Examining Data on the NCBI SRA Database
Overview
Teaching: 20 min
Exercises: 10 minQuestions
How to work with public data in the NCBI SRA
Objectives
Be aware that public genomic data is available
Understand how to access and download this data
In our experiments we’re usually generating our own genomic data, but many types of analyses use reference data or you may want to use it to compare your results or annotate your data with publicly available data. You may also want to do a full project or set of analyses using publicly available data. This data is a great, and essential, resource for genomic data analysis.

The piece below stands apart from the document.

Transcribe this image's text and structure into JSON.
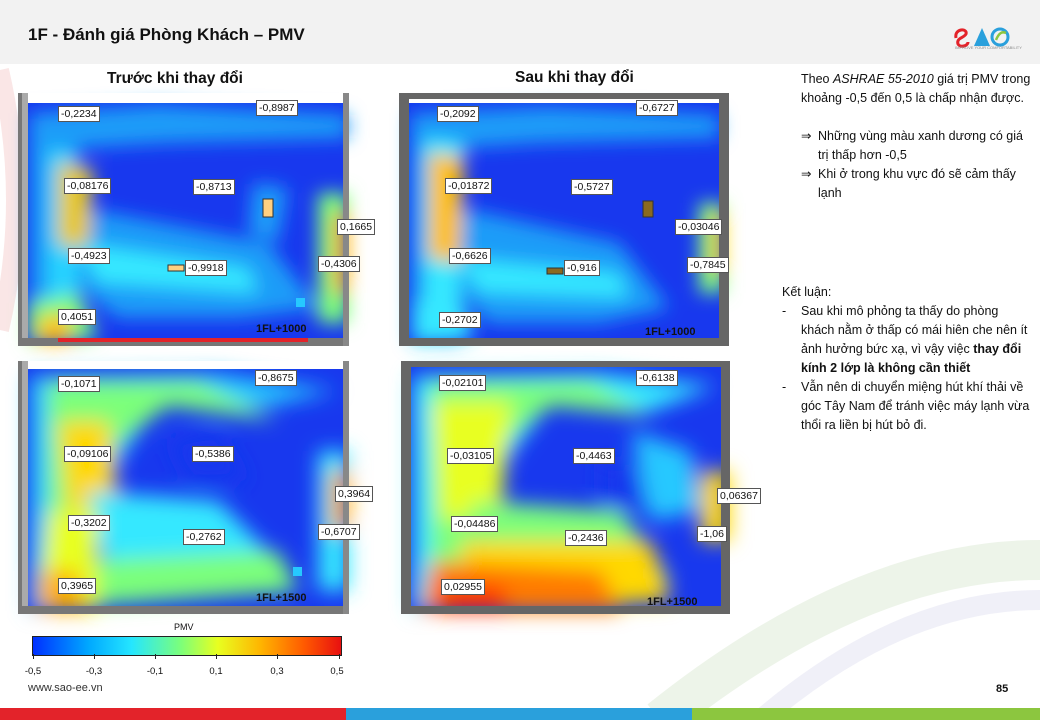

There are many repositories for public data. Some model organisms or fields have specific databases, and there are ones for particular types of data. Two of the most comprehensive are the National Center for Biotechnology Information (NCBI) and European Nucleotide Archive (EMBL-EBI). In this lesson we’re working with the NCBI database, but the general process is the same for any database.

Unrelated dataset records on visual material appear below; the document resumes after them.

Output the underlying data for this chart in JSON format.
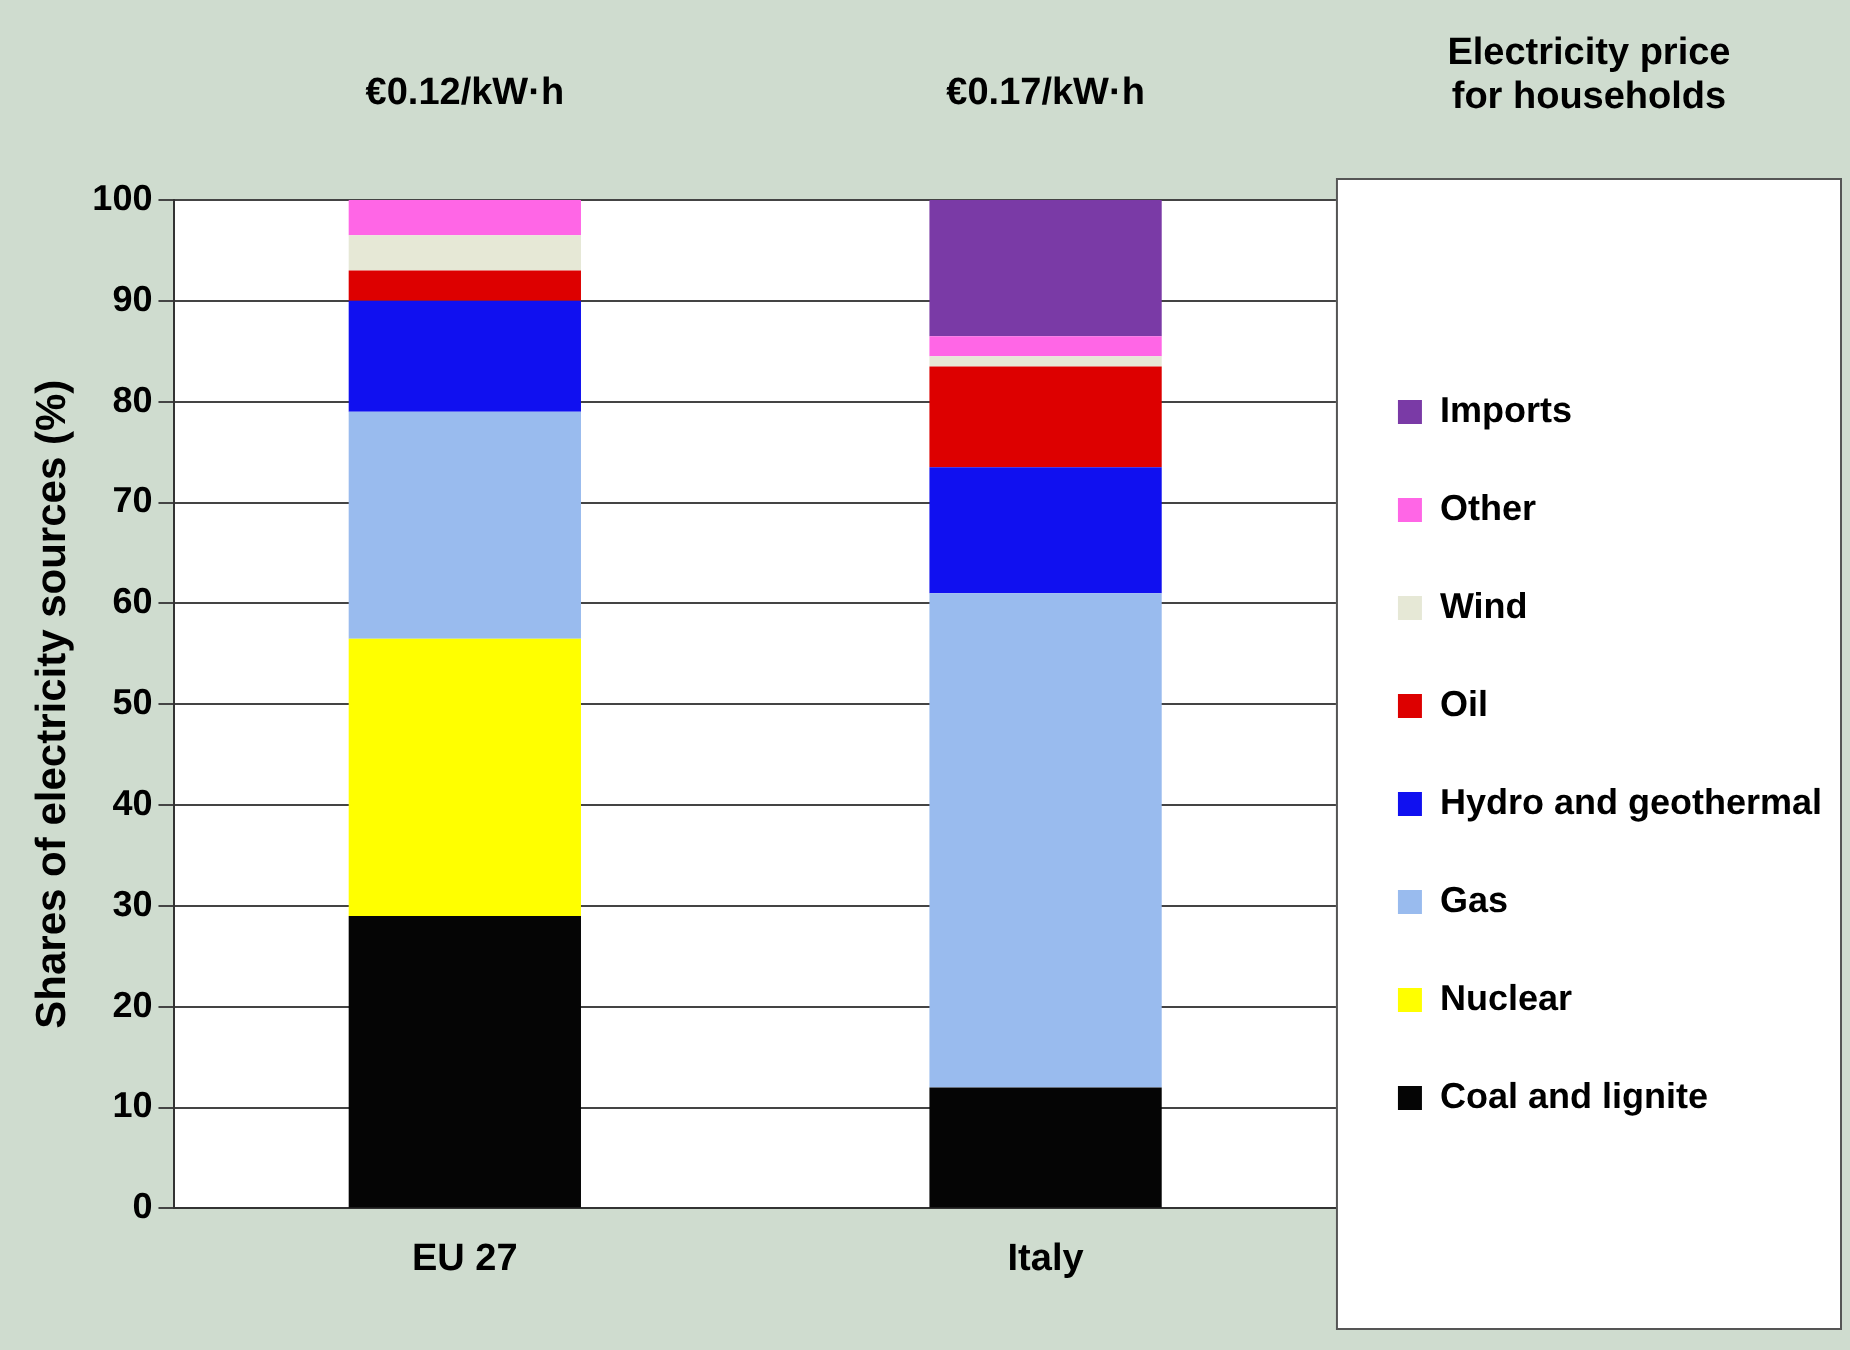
{
  "chart_data": {
    "type": "bar",
    "stacked": true,
    "categories": [
      "EU 27",
      "Italy"
    ],
    "series": [
      {
        "name": "Coal and lignite",
        "color": "#050505",
        "values": [
          29,
          12
        ]
      },
      {
        "name": "Nuclear",
        "color": "#ffff00",
        "values": [
          27.5,
          0
        ]
      },
      {
        "name": "Gas",
        "color": "#99bbee",
        "values": [
          22.5,
          49
        ]
      },
      {
        "name": "Hydro and geothermal",
        "color": "#1010f0",
        "values": [
          11,
          12.5
        ]
      },
      {
        "name": "Oil",
        "color": "#dd0000",
        "values": [
          3,
          10
        ]
      },
      {
        "name": "Wind",
        "color": "#e6e8d6",
        "values": [
          3.5,
          1
        ]
      },
      {
        "name": "Other",
        "color": "#ff66e6",
        "values": [
          3.5,
          2
        ]
      },
      {
        "name": "Imports",
        "color": "#7a3aa6",
        "values": [
          0,
          13.5
        ]
      }
    ],
    "ylabel": "Shares of electricity sources (%)",
    "ylim": [
      0,
      100
    ],
    "yticks": [
      0,
      10,
      20,
      30,
      40,
      50,
      60,
      70,
      80,
      90,
      100
    ],
    "grid": "y",
    "legend": "right",
    "annotations": [
      "€0.12/kW·h",
      "€0.17/kW·h",
      "Electricity price\nfor households"
    ]
  }
}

Accessing the original archived data
The sequencing dataset (from Lenski paper) adapted for this lesson was obtained from the NCBI Sequence Read Archive which is a large (>3 quadrillion basepairs as of 2014) repository for next-generation sequence data. Like many NCBI databases, it is complex and mastering its use is greater than the scope of this lesson. Very often, as in the Lenski paper, there will be a direct link (perhaps in the supplemental information) to where on the SRA the dataset can be found. E.g. the link from the Lenski paper is http://www.ncbi.nlm.nih.gov/sra?term=SRA026813
Locate the Run Accessory Table for the Lenski Dataset on the SRA
-
Access the Lenski dataset from the provided link: http://www.ncbi.nlm.nih.gov/sra?term=SRA026813.

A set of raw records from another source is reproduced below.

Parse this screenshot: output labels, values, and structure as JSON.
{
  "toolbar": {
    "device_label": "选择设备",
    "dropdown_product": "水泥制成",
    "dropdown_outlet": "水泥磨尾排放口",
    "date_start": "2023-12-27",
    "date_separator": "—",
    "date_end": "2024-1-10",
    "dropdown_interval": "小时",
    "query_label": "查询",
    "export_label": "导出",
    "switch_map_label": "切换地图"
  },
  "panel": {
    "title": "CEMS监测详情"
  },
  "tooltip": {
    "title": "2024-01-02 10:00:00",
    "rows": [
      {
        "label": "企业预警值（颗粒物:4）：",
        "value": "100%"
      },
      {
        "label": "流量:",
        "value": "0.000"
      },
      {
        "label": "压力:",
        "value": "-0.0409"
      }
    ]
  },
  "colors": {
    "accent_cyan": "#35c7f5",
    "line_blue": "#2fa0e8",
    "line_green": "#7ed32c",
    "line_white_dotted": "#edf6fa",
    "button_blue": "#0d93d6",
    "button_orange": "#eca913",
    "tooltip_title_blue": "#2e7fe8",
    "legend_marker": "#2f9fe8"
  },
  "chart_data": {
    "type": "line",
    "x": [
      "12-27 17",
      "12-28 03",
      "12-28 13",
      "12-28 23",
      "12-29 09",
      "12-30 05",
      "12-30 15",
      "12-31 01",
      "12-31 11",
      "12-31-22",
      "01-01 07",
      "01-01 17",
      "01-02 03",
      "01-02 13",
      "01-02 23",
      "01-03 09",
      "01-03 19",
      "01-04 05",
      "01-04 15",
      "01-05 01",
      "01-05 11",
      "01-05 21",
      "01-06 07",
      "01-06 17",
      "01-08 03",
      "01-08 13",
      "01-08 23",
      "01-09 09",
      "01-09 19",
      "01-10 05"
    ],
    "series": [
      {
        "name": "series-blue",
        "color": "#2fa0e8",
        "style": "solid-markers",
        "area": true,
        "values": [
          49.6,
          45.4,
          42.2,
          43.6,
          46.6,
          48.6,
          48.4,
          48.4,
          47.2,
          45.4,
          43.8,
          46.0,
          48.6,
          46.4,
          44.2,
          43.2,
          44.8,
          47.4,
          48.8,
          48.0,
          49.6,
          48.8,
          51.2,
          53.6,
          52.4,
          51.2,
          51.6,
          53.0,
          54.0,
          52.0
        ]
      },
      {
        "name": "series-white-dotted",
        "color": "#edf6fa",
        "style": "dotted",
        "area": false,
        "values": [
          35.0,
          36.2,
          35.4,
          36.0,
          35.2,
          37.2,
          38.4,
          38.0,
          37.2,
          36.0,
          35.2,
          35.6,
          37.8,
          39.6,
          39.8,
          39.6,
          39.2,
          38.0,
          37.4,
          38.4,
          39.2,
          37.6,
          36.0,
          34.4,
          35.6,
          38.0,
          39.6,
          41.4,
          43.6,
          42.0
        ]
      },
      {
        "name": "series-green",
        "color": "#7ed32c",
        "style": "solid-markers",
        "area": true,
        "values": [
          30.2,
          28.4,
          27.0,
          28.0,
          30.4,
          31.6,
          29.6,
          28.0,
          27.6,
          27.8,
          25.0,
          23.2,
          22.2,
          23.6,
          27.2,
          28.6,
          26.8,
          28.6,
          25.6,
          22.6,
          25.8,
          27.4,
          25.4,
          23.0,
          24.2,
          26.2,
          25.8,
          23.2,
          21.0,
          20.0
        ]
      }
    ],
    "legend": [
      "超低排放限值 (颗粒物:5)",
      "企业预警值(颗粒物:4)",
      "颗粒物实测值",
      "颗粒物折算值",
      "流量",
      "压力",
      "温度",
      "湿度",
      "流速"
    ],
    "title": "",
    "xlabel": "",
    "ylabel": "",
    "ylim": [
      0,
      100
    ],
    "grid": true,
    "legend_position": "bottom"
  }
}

You will be presented with a page for the overall SRA accession SRA026813 - this is a collection of all the experimental data. -
Click on the first entry (ZDB30). This will take you to a page for an SRX (Sequence Read eXperiment). Take a few minutes to examine some of the descriptions on the page.
-
Click on the ‘All runs’ link under where it says Study. This is a description of all of the NGS datasets related to the experiment.
-
Go to the top of the page and in the Total row you will see there are 37 runs, 10.15Gb data, and 16.45 Gbases of data. Click the ‘RunInfo Table’ button and save the file locally.
We are not downloading any actual sequence data here! This is only a text file that fully describes the entire dataset.
You should now have a file called SraRunTable.txt
Review the SraRunTable in a spreadsheet program
Using your choice of spreadsheet program open the SraRunTable.txt
file. If prompted this is a tab-delimited file (.tsv
).
Discussion
Discuss with the person next to you:
- What strain of E. coli was used in this experiment?
- What was the sequencing platform used for this experiment?
- What samples in the experiment contain paired end sequencing data?
- What other kind of data is available?
- Are you collecting this kind of information about your sequencing runs?
After answering the questions, you should avoid saving this file. We don’t want to make any changes. If you were to save this file, make sure you save it as a plain .txt
file.
Where to learn more
About the Sequence Read Archive
- You can learn more about the SRA by reading the SRA Documentation
- The best way to transfer a large SRA dataset is by using the SRA Toolkit
References
Blount, Z.D., Barrick, J.E., Davidson, C.J., Lenski, R.E.
Genomic analysis of a key innovation in an experimental Escherichia coli population (2012) Nature, 489 (7417), pp. 513-518.
Paper, Supplemental materials
Data on NCBI SRA: http://www.ncbi.nlm.nih.gov/sra?term=SRA026813
Key Points
Public data repositories are a great source of genomic data.